Бесцеремонность таксиста стала раздражать. Видно, он это почувствовал, и замолчал.

Довёз до подъезда.

На счетчике — четыре тридцать две. Бутылка «Кубанской».

Я дал пятерку.

— Сдачи не нужно.

Таксист с достоинством принял плату, с достоинством пожелал мне успехов, и с достоинством укатил.

Рядом с подъездом — отдельный вход в подвальный этаж. Там убежище, коммуникации, что-то ещё. Никогда не спускался,    просто расписался за место в убежище.

Но сейчас он был открыт, и у входа стояли трое: двое в милицейской форме, и один в военной, но без знаков различия. И собака, немецкая овчарка. Собака очевидно упиралась. И спускаться вниз не хотела.

Я подошел ближе.

— Что происходит?

— Проходите, гражданин, проходите, — ответил капитан милиции. Видимо, старший.

Пришлось показать удостоверение.

— Проверяем подвалы, — понизив голос, сказал капитан. — Собака на взрывчатку натаскана. Но вот не идёт ни в какую.

— Да, в этом доме собаки не задерживаются, — сказал я.

И пошёл к себе.

Глава 2

16 августа 1979 года, четверг

Фонды и фронды


Шестьдесят три килограмма!

Я сошёл с весов. Да, пружинные, точность хромает, плюс-минус полкило, но мне особой точности не нужно. И так ясно: светя другим, потерял семь килограммов. Нужных килограммов, лишних-то у меня не было. А до матча-реванша осталось всего ничего.

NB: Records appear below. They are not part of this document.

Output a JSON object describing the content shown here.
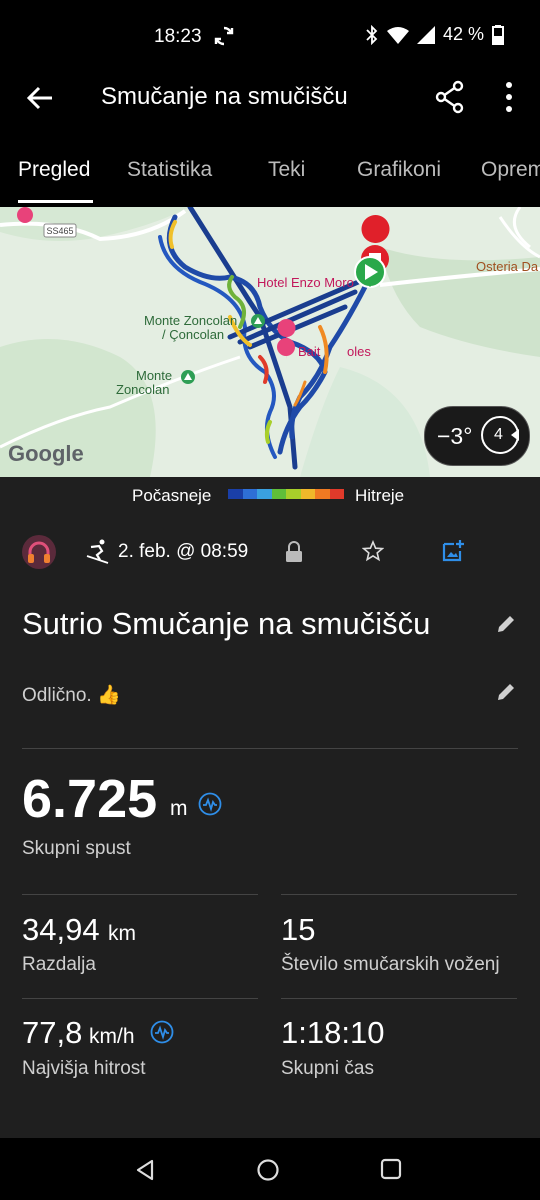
{
  "status_bar": {
    "time": "18:23",
    "battery": "42 %"
  },
  "header": {
    "title": "Smučanje na smučišču"
  },
  "tabs": [
    {
      "label": "Pregled",
      "active": true
    },
    {
      "label": "Statistika"
    },
    {
      "label": "Teki"
    },
    {
      "label": "Grafikoni"
    },
    {
      "label": "Opreme"
    }
  ],
  "map": {
    "labels": {
      "ss465": "SS465",
      "hotel": "Hotel Enzo Moro",
      "osteria": "Osteria Da",
      "zoncolan1_line1": "Monte Zoncolan",
      "zoncolan1_line2": "/ Çoncolan",
      "bait": "Bait",
      "bait_suffix": "oles",
      "zoncolan2_line1": "Monte",
      "zoncolan2_line2": "Zoncolan",
      "google": "Google"
    },
    "temperature": "−3°",
    "wind": "4",
    "route_color": "#1a3d8f"
  },
  "legend": {
    "slower": "Počasneje",
    "faster": "Hitreje",
    "colors": [
      "#1a3fa8",
      "#2e6fd6",
      "#3aa0e0",
      "#5fbf3a",
      "#a8cf2a",
      "#f0b82a",
      "#f07a22",
      "#e03a2a"
    ]
  },
  "meta": {
    "date": "2. feb. @ 08:59"
  },
  "activity": {
    "title": "Sutrio Smučanje na smučišču",
    "note": "Odlično. 👍"
  },
  "stats": {
    "descent": {
      "value": "6.725",
      "unit": "m",
      "label": "Skupni spust"
    },
    "distance": {
      "value": "34,94",
      "unit": "km",
      "label": "Razdalja"
    },
    "runs": {
      "value": "15",
      "label": "Število smučarskih voženj"
    },
    "max_speed": {
      "value": "77,8",
      "unit": "km/h",
      "label": "Najvišja hitrost"
    },
    "total_time": {
      "value": "1:18:10",
      "label": "Skupni čas"
    }
  }
}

Добудем оружие в бою! Наберём спортивную форму в процессе подготовки!

Нет, в три горла я наедаться не собираюсь, отнюдь. Лучше меньше, да лучше. Ставлю задачу: набрать за оставшееся время три килограмма первосортного веса. Разрешите выполнять? Выполняйте!

Я прошёл на кухню, заглянул в холодильник. Как и следовало ожидать, ничего интересного не обнаружил.

Этот месяц дома мы бывали нечасто: либо отдыхали на даче Стельбова, либо дежурили по больнице. А когда и бывали, то всякими ужинами не озадачивались. Питались в ресторане. Теперь, когда «Москвы» больше нет, мы чаще столуемся в Центральном Доме Литератора. Нужно же где-то питаться. Но для моих целей ни ресторан ЦДЛ, ни «Арагви», ни другие не подходили. Еда там вкусная, даже отменно вкусная, но мне-то нужна полезная. Без изысков.

Теоретически подошла бы диетическая столовая, но в обыкновенную идти не тянет, а к необыкновенной ещё нужно прикрепиться.

Хорошо, у нас в доме есть «кулинария».

В неё я и сходил. Взял всего понемножку: вареной картошки, жареной камбалы, бутылку варенца, салат, городскую булочку. Для начала хватит.

Да, пока стоял в очереди, крохотной, в три человека, узнал от добрых людей, что дом обследовали саперы, и никаких сюрпризов не нашли. Да и не могли найти: после войны здесь жили большие генералы, дело они знали туго, и саперов сюда нагнали наилучших, не чета нынешним. И не ограничивали их ни временем, ни пространством. Можно спать спокойно.

Я к такому выводу пришёл ещё раньше. В день взрыва. Хотя в «Москве» тоже не простые люди останавливаются… останавливались. А — упустили. Не проверили.

Что ж, и рыба, и картошка, и варенец оказались вполне доброкачественными. Белки, жиры, углеводы, микро и макроэлементы. Витамины тоже — салат «летний».

Вымыл посуду.

Позвонили девочки, они уже в «Винокурне». Работают. Но завтра — последний день. Приехали спецы из Ленинграда, опытные, и теперь в их присутствии, то есть присутствии Ольги и Надежды, нужда отпадает.